Seulement voilà, Netanyahou fait plus que rappeler les réalités du passé. Le sionisme avait à l’origine pour objectif de permettre aux juifs de rompre avec leur propre histoire. Or, Netanyahou instaure un lien entre l’existence de l’État d’Israël et le passé d’angoisse, de difficultés et de souffrances de l’ensemble du peuple juif. Ainsi, peu importe qu’Israël possède tout un arsenal nucléaire (d’après les sources étrangères), jouisse d’une économie solide, et entretienne une alliance inébranlable auprès du pays le plus puissant de la planète ; aux yeux de Netanyahou, Israël semble en effet se limiter à un ghetto juif d’autrefois, contraint de tenir le choc face à de perpétuelles menaces extérieures.

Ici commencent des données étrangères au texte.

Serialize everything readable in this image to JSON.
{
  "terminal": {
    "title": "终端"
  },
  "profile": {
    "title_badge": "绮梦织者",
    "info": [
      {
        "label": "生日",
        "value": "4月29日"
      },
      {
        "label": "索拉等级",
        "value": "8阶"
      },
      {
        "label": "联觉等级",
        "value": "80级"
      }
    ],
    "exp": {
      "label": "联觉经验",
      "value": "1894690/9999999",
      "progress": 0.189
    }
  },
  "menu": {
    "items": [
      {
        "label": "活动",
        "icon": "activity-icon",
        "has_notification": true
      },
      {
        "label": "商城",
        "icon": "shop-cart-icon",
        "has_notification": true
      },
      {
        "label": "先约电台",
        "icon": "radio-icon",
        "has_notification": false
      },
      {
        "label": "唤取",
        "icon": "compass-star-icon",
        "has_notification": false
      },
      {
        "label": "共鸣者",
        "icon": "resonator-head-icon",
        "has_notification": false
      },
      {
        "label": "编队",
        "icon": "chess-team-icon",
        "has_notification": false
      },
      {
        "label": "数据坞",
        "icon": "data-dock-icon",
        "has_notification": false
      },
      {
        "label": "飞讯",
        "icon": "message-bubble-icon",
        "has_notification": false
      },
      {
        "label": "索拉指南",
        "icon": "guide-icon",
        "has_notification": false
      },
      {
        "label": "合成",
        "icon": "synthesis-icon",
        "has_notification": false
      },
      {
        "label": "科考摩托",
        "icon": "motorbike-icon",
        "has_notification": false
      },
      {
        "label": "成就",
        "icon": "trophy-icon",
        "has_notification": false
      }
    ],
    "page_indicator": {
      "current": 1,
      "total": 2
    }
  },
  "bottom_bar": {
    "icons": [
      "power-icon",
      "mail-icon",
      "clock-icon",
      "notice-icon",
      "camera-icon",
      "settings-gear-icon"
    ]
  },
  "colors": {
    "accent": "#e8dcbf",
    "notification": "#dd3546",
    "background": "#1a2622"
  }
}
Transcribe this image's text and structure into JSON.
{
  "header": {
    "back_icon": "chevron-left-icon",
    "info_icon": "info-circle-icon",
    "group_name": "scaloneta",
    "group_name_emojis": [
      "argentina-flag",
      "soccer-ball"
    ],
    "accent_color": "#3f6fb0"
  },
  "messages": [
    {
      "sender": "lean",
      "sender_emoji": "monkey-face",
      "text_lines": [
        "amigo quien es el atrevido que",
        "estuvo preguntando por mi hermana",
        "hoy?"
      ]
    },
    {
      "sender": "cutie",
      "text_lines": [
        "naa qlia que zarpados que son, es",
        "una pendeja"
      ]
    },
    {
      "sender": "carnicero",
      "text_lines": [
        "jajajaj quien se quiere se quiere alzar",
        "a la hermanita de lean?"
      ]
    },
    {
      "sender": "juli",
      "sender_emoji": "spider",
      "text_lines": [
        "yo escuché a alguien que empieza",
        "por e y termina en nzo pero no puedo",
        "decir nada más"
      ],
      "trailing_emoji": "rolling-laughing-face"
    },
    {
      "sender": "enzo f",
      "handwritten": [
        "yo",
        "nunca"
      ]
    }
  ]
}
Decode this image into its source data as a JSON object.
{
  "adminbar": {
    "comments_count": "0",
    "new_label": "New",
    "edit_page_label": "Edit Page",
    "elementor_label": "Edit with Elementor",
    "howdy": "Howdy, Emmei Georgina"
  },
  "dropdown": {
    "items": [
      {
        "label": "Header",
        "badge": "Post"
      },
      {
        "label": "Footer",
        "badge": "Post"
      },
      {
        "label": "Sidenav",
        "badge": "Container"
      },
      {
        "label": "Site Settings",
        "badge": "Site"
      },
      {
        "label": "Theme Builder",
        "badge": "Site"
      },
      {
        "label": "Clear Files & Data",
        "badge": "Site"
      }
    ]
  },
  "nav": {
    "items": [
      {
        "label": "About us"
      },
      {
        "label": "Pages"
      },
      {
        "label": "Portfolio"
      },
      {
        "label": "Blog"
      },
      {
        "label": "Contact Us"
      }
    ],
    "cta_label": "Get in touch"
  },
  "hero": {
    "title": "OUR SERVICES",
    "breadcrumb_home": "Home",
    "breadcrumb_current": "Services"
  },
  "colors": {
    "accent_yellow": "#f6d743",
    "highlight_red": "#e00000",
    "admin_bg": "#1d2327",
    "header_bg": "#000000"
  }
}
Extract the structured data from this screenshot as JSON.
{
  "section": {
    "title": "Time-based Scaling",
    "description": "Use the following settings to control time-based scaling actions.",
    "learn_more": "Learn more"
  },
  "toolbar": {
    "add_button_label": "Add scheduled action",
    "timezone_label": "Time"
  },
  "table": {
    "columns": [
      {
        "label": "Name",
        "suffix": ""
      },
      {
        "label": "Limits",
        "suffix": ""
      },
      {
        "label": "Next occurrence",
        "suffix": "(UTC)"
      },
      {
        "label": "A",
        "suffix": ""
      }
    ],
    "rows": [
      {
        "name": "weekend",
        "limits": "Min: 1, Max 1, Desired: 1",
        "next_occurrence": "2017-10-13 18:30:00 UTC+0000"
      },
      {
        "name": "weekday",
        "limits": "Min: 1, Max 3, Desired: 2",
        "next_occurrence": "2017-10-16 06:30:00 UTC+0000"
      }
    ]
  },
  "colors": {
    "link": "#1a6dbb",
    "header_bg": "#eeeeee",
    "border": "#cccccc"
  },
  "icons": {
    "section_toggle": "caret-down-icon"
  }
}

Selon cette conception hobbesienne, la moindre évolution observée – qu’elle soit de nature politique, stratégique ou autre – est susceptible de faire naître une menace, et de représenter un défi pour l’existence même de toute la nation juive. Le seul moyen d’éviter la catastrophe consisterait ainsi à demeurer constamment vigilant. 

Dans le cadre de cette logique, les différents risques et défis ne peuvent être abordés dans un état d’esprit de résolution ; ils doivent simplement rappeler au peuple juif combien il est nécessaire de rester sur ses gardes. Netanyahou considère comme une absurdité politique l’idée selon laquelle l’accord conclu autour du nucléaire permettrait de ménager une période de 10 à 15 ans au cours de laquelle créativité et sens politique pourraient finalement conduire à refaçonner la politique dans la région. Selon lui, un système de paix et de sécurité fondé sur un accord auprès de pays arabes, et faisant intervenir la non-prolifération des armes nucléaires, constitue un projet naïf élaboré par des idéalistes, et non par un dirigeant conscient des leçons de l’histoire juive.

Selon cette approche, la Palestine n’est alors en rien différente de l’Iran. Le conflit palestinien est lui aussi insoluble, tout au plus gérable. Le Hamas étant au contrôle de Gaza et renforçant l’idée d’une Palestine menaçante, le sujet vient galvaniser toute la nation judéo-israélienne.

Si Israël entend inverser la courbe de son isolement international, et contribuer à la construction d’un environnement sécuritaire viable dans la région, il va lui falloir changer d’approche. Paranoïa et antagonisme doivent céder la place à une politique réfléchie, consistant pour les dirigeants israéliens à discuter d’une éventuelle compensation stratégique auprès des États-Unis, à travailler avec d’autres puissances afin de résoudre la question du soutien que l’Iran fournit au Hamas et au Hezbollah, ainsi qu’à envisager un réamorçage crédible des négociations de paix avec le président palestinien Mahmoud Abbas.

Le parti travailliste israélien, qui débat actuellement de la possibilité de rejoindre le gouvernement de Netanyahou, ferait bien de s’interroger consciencieusement sur la question de savoir si le Premier ministre est capable d’opérer un tel changement. Car si tel n’est pas le cas, et que n’émerge aucune autre force compétente sur cette voie, les sombres prophéties de Netanyahou pourraient bien devenir une réalité.